Robert Louis Stevenson, one of the masters of the Victorian adventure story, was born in Edinburgh, Scotland, on November 13, 1850. He was often sick as a child, and respiratory troubles plagued him throughout his life. He enrolled at Edinburgh University at the age of seventeen with the intention to study engineering but ended up studying law instead. He became a qualified lawyer but did not pursue the profession, choosing instead to become a full-time writer. As a young man, he traveled through Europe, leading a bohemian lifestyle and penning his first two books, both travel narratives. Stevenson felt constrained by the strict social norms of the Victorian era during which he lived, and many of his works demonstrate a sharp tension between upstanding duty and reckless abandon.

In 1876, he met Fanny Van de Grift Osbourne, and fell in love with her. At thirty-six, she was  ten years older than he, and she had been married and had two small children. Two years later, he followed her as she returned to California to finalize her divorce, a journey he described in The Amateur Emigrant (1879). Stevenson and Osbourne married in California and spent their honeymoon at an abandoned silver mine.

Stevenson returned to London with his wife and wrote prolifically over the next decade, despite his poor health. He published many short stories and books over the early part of his life, but his first taste of real success came in 1883 with the publication of Treasure Island, a pirate-themed adventure novel originally published serially in Young Folks magazine. The magazine also published Kidnapped in 1886, the year that also saw the publication of Stevenson's most famous novel, The Strange Case of Dr. Jekyll and Mr. Hyde. It sold 40,000 copies in six months and ensured Stevenson’s fame as a writer.

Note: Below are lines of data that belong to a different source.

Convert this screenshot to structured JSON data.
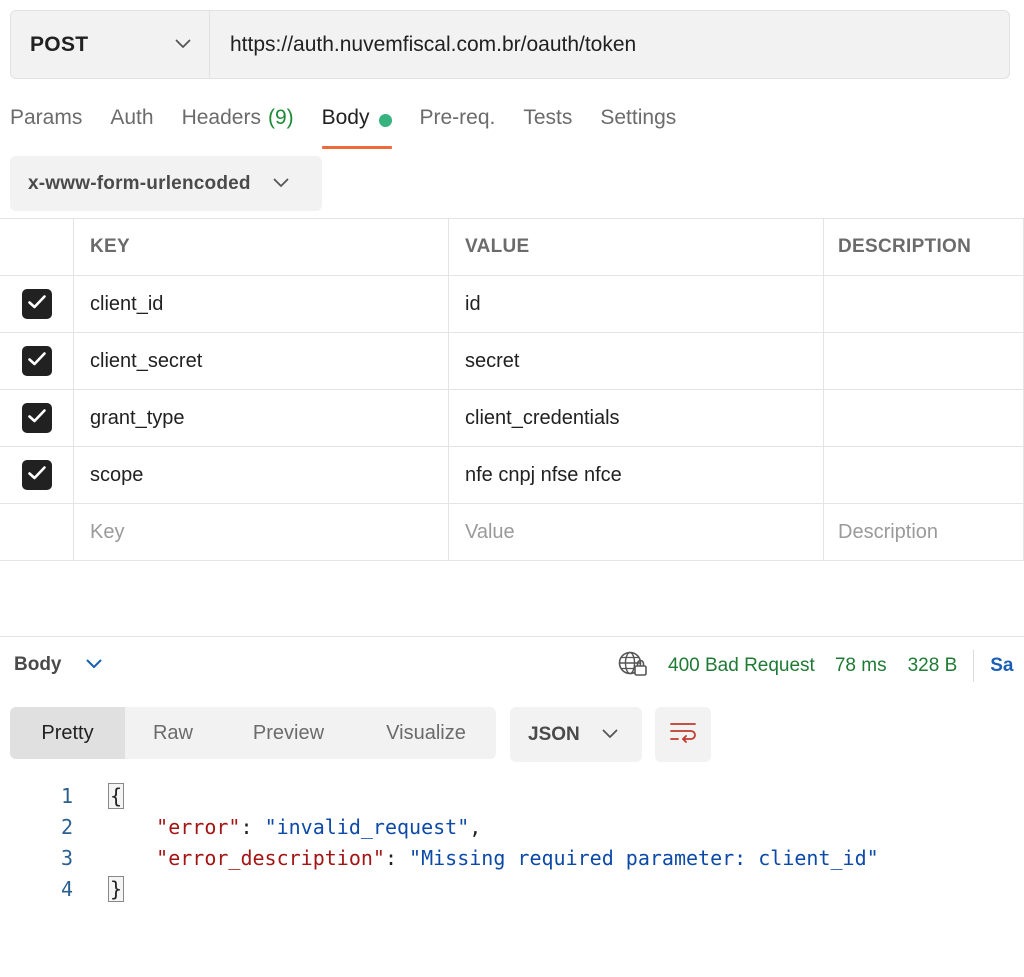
{
  "request": {
    "method": "POST",
    "url": "https://auth.nuvemfiscal.com.br/oauth/token"
  },
  "tabs": [
    {
      "label": "Params"
    },
    {
      "label": "Auth"
    },
    {
      "label": "Headers",
      "count": "(9)"
    },
    {
      "label": "Body",
      "active": true
    },
    {
      "label": "Pre-req."
    },
    {
      "label": "Tests"
    },
    {
      "label": "Settings"
    }
  ],
  "body_type": "x-www-form-urlencoded",
  "params_table": {
    "headers": [
      "KEY",
      "VALUE",
      "DESCRIPTION"
    ],
    "rows": [
      {
        "key": "client_id",
        "value": "id",
        "description": "",
        "checked": true
      },
      {
        "key": "client_secret",
        "value": "secret",
        "description": "",
        "checked": true
      },
      {
        "key": "grant_type",
        "value": "client_credentials",
        "description": "",
        "checked": true
      },
      {
        "key": "scope",
        "value": "nfe cnpj nfse nfce",
        "description": "",
        "checked": true
      }
    ],
    "placeholder": {
      "key": "Key",
      "value": "Value",
      "description": "Description"
    }
  },
  "response": {
    "title": "Body",
    "status": "400 Bad Request",
    "time": "78 ms",
    "size": "328 B",
    "save_label_partial": "Sa",
    "status_color": "#1f7a34",
    "view_modes": [
      "Pretty",
      "Raw",
      "Preview",
      "Visualize"
    ],
    "active_view": "Pretty",
    "format": "JSON",
    "code": {
      "line_numbers": [
        "1",
        "2",
        "3",
        "4"
      ],
      "open_brace": "{",
      "close_brace": "}",
      "lines": [
        {
          "key": "\"error\"",
          "sep": ": ",
          "value": "\"invalid_request\"",
          "trail": ","
        },
        {
          "key": "\"error_description\"",
          "sep": ": ",
          "value": "\"Missing required parameter: client_id\"",
          "trail": ""
        }
      ]
    }
  },
  "icons": {
    "method_dropdown": "chevron-down-icon",
    "checkbox": "checkmark-icon",
    "status_network": "globe-lock-icon",
    "wrap": "wrap-lines-icon"
  },
  "colors": {
    "accent_tab_underline": "#ee6a3b",
    "body_dot": "#36b37e",
    "json_key": "#a31515",
    "json_string": "#0d4aa8"
  }
}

By the late 1880s, Stevenson had become one of the leading figures of English literature. But even after garnering fame, he led a somewhat troubled life. He traveled often, seeking to find a climate more amenable to the tuberculosis that haunted his later days. In 1888, a doctor advised Stevenson to move to a warmer climate for his health. Stevenson and his family set sail for the South Seas, arriving in Samoa and taking up residence there in 1889. There, he died suddenly in 1894, at the age of forty-four.

Scotland was known as the center of anatomical study in the early 1800s. As a Scot, Stevenson would have grown up hearing stories of the infamous Burke and Hare murders that took place twenty-two years before his birth and inspired his story “The Body Snatcher.” He would also have been inspired by The Anatomy Act of 1832 that resulted from the Burke and Hare murders. The custom of studying dead bodies was essential to medical research and education at the time, though the means of procuring those bodies remained suspect.